LYGIA — Que absurdo. Mãe e filha indo ao cinema desacompanhadas no meio da tarde. Como se fossem da mesma idade...
CARMEM — Também o que esperar de uma mãe solteira? Teve a filha não sei com quem. Não é à toa que a menina foi recusada em vários colégios.
LYGIA — Eu aceitei a matrícula por piedade. Coitadinha, a menina não tem culpa da mãe que tem.
D.TININHA — Engraçado, Dona Lygia. Eu pensei que a senhora tivesse aceitado a menina no colégio porque a mãe é milionária.
CARMEM — Dona Tininha! Mais uma dessas eu coloco a senhora lá pra dentro, hein?
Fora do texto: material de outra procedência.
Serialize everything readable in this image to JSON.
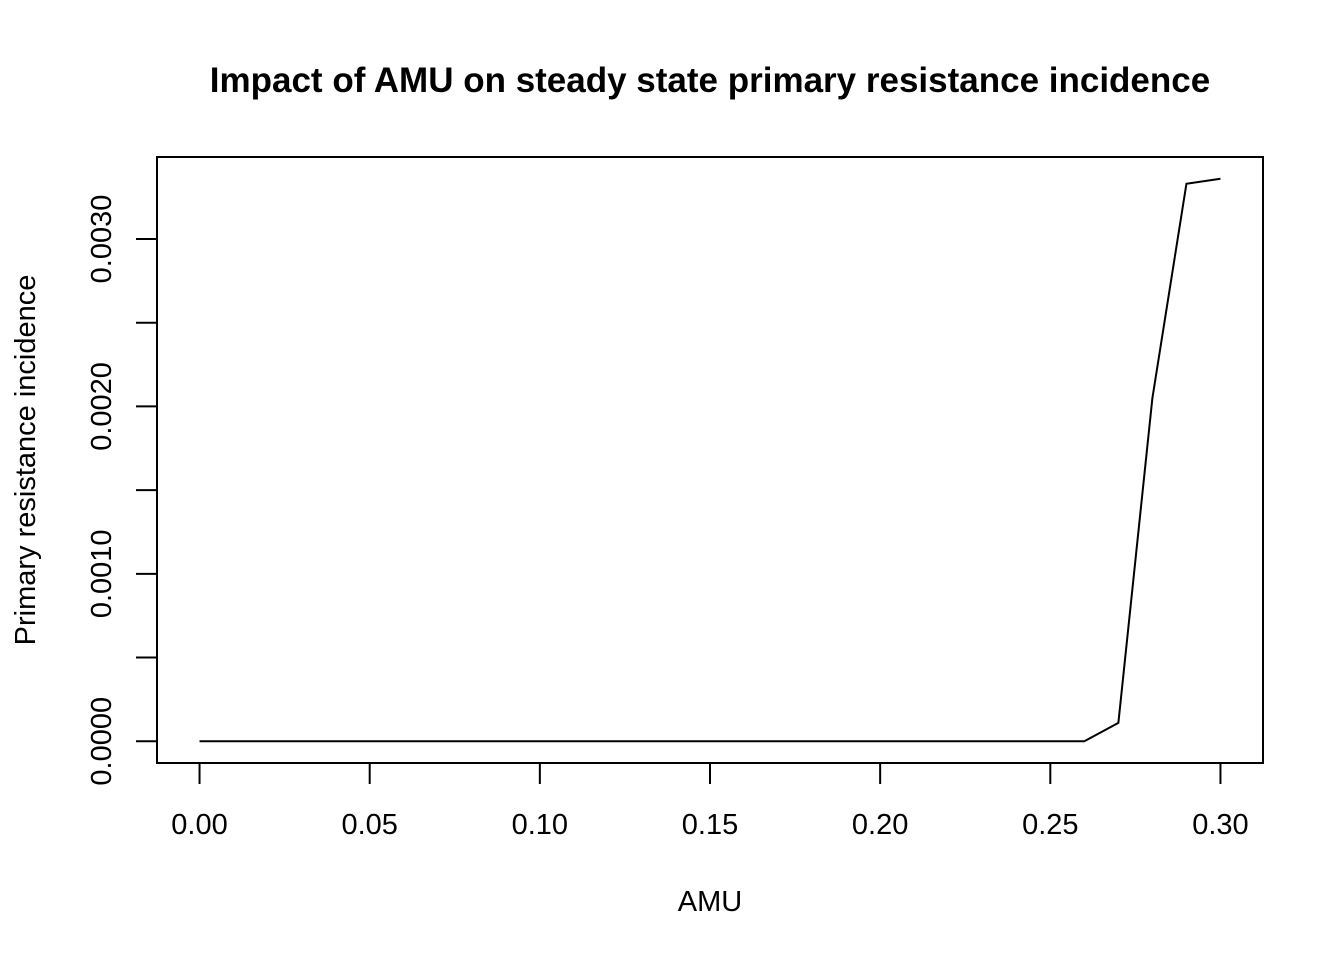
{
  "chart_data": {
    "type": "line",
    "title": "Impact of AMU on steady state primary resistance incidence",
    "xlabel": "AMU",
    "ylabel": "Primary resistance incidence",
    "xlim": [
      -0.0125,
      0.3125
    ],
    "ylim": [
      -0.00013,
      0.00349
    ],
    "x_ticks": [
      0.0,
      0.05,
      0.1,
      0.15,
      0.2,
      0.25,
      0.3
    ],
    "x_tick_labels": [
      "0.00",
      "0.05",
      "0.10",
      "0.15",
      "0.20",
      "0.25",
      "0.30"
    ],
    "y_ticks": [
      0.0,
      0.0005,
      0.001,
      0.0015,
      0.002,
      0.0025,
      0.003
    ],
    "y_tick_labels": [
      "0.0000",
      "",
      "0.0010",
      "",
      "0.0020",
      "",
      "0.0030"
    ],
    "grid": false,
    "series": [
      {
        "x": [
          0.0,
          0.01,
          0.02,
          0.03,
          0.04,
          0.05,
          0.06,
          0.07,
          0.08,
          0.09,
          0.1,
          0.11,
          0.12,
          0.13,
          0.14,
          0.15,
          0.16,
          0.17,
          0.18,
          0.19,
          0.2,
          0.21,
          0.22,
          0.23,
          0.24,
          0.25,
          0.26,
          0.27,
          0.28,
          0.29,
          0.3
        ],
        "y": [
          0,
          0,
          0,
          0,
          0,
          0,
          0,
          0,
          0,
          0,
          0,
          0,
          0,
          0,
          0,
          0,
          0,
          0,
          0,
          0,
          0,
          0,
          0,
          0,
          0,
          0,
          0,
          0.00011,
          0.00205,
          0.00333,
          0.00336
        ],
        "color": "#000000"
      }
    ]
  }
}
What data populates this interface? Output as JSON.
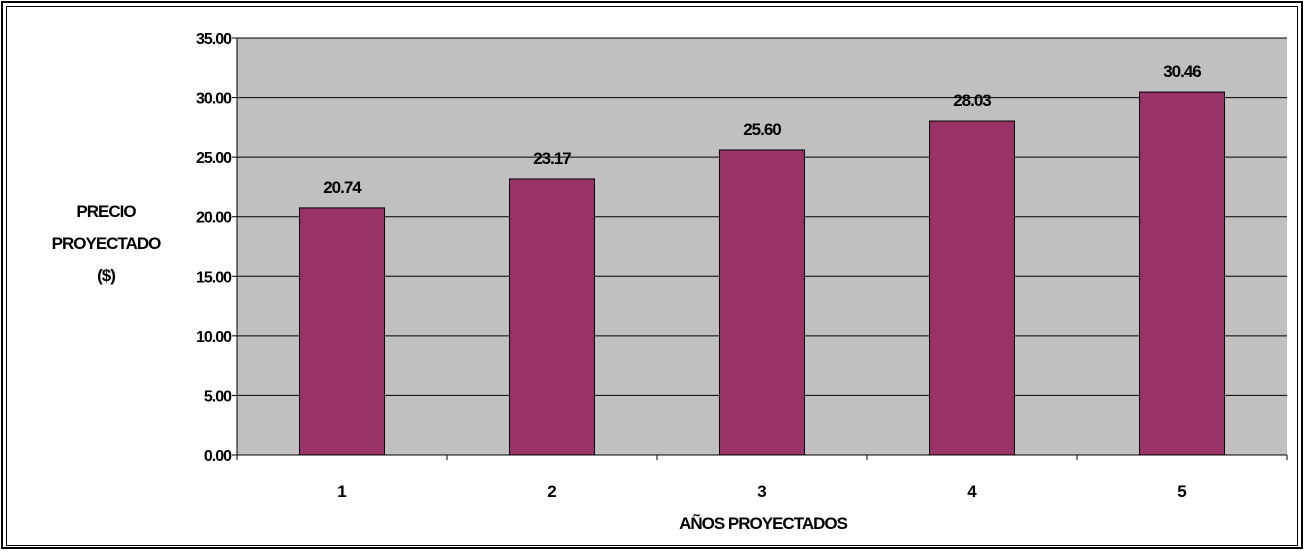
{
  "chart_data": {
    "type": "bar",
    "categories": [
      "1",
      "2",
      "3",
      "4",
      "5"
    ],
    "values": [
      20.74,
      23.17,
      25.6,
      28.03,
      30.46
    ],
    "data_labels": [
      "20.74",
      "23.17",
      "25.60",
      "28.03",
      "30.46"
    ],
    "ylabel_lines": [
      "PRECIO",
      "PROYECTADO",
      "($)"
    ],
    "xlabel": "AÑOS PROYECTADOS",
    "ylim": [
      0,
      35
    ],
    "yticks": [
      "0.00",
      "5.00",
      "10.00",
      "15.00",
      "20.00",
      "25.00",
      "30.00",
      "35.00"
    ],
    "grid": "horizontal",
    "legend": "none",
    "colors": {
      "bar": "#993366",
      "plot_background": "#c0c0c0",
      "frame": "#000000"
    }
  }
}
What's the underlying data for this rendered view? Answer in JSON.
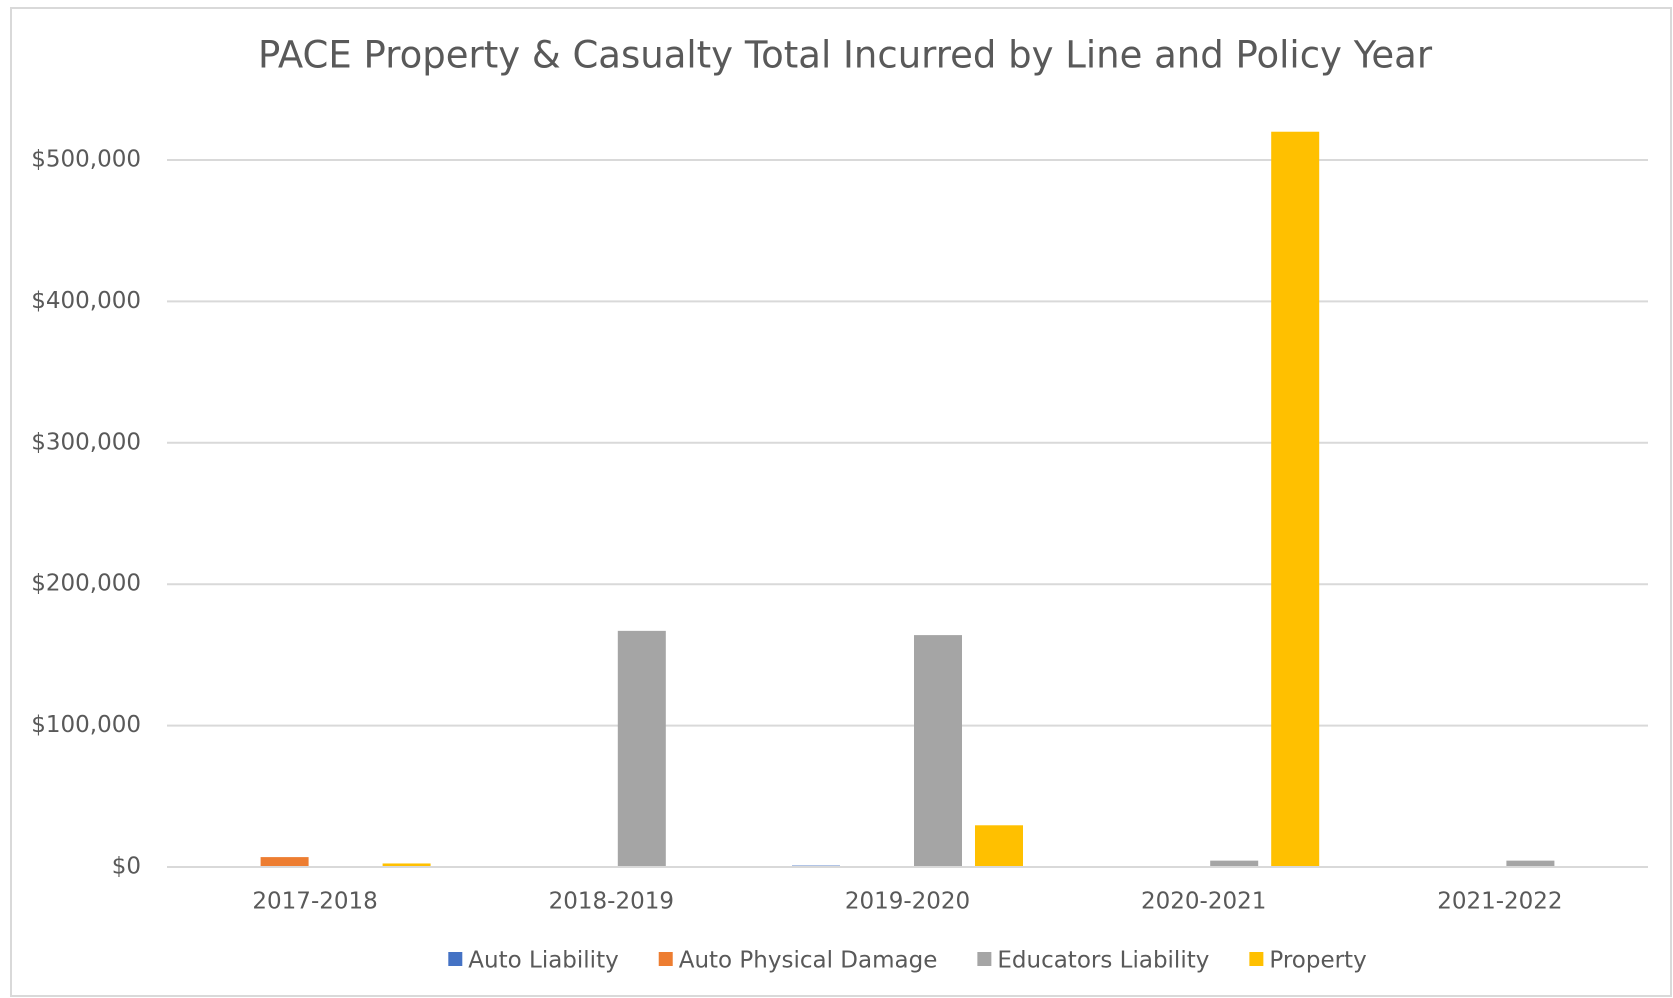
{
  "chart_data": {
    "type": "bar",
    "title": "PACE Property & Casualty Total Incurred by Line and Policy Year",
    "categories": [
      "2017-2018",
      "2018-2019",
      "2019-2020",
      "2020-2021",
      "2021-2022"
    ],
    "series": [
      {
        "name": "Auto Liability",
        "color": "#4472c4",
        "values": [
          0,
          0,
          1000,
          0,
          0
        ]
      },
      {
        "name": "Auto Physical Damage",
        "color": "#ed7d31",
        "values": [
          7000,
          0,
          0,
          0,
          0
        ]
      },
      {
        "name": "Educators Liability",
        "color": "#a5a5a5",
        "values": [
          0,
          167000,
          164000,
          4500,
          4500
        ]
      },
      {
        "name": "Property",
        "color": "#ffc000",
        "values": [
          2500,
          0,
          29500,
          520000,
          0
        ]
      }
    ],
    "ylim": [
      0,
      500000
    ],
    "yticks": [
      {
        "value": 0,
        "label": "$0"
      },
      {
        "value": 100000,
        "label": "$100,000"
      },
      {
        "value": 200000,
        "label": "$200,000"
      },
      {
        "value": 300000,
        "label": "$300,000"
      },
      {
        "value": 400000,
        "label": "$400,000"
      },
      {
        "value": 500000,
        "label": "$500,000"
      }
    ],
    "grid": true,
    "legend": "bottom"
  }
}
DAÍSA DE LONGE RI. LEONOR DÁ UM LEVE SORRISO.
LEONOR — Carmem, não se pode negar que a Lucimei é muito boa pessoa. Ajuda nas obras da paróquia, contribui com a creche do bairro/
CARMEM — Isso é pra expiar os pecados. E aquela filha dela, solta daquele vai jeito acabar perdida igual à mãe.
LEONOR — Que exagero, Carmem.
CARMEM — Exagero nenhum! E você que não cuide da Roberta que ela vai pro mesmo caminho. Está decidido. Vamos fazer um jantar com a família desse rapaz pra saber quem é ele! 
          LEONOR — Mas /
CARMEM — Minha irmã, o que seria da nossa família sem mim?
EM LEONOR, RESIGNADA, E EM CARMEM, DECICIDA, CORTA PARA:

(Cena 32 do cap. 3 de “Só Você”, sinopse desenvolvida por mim e com seis capítulos escritos em parceria com Fellipe Carauta e Carlos Fernando Barros, sob a supervisão de Margareth Boury, que coordenou a oficina onde tudo começou em 2007).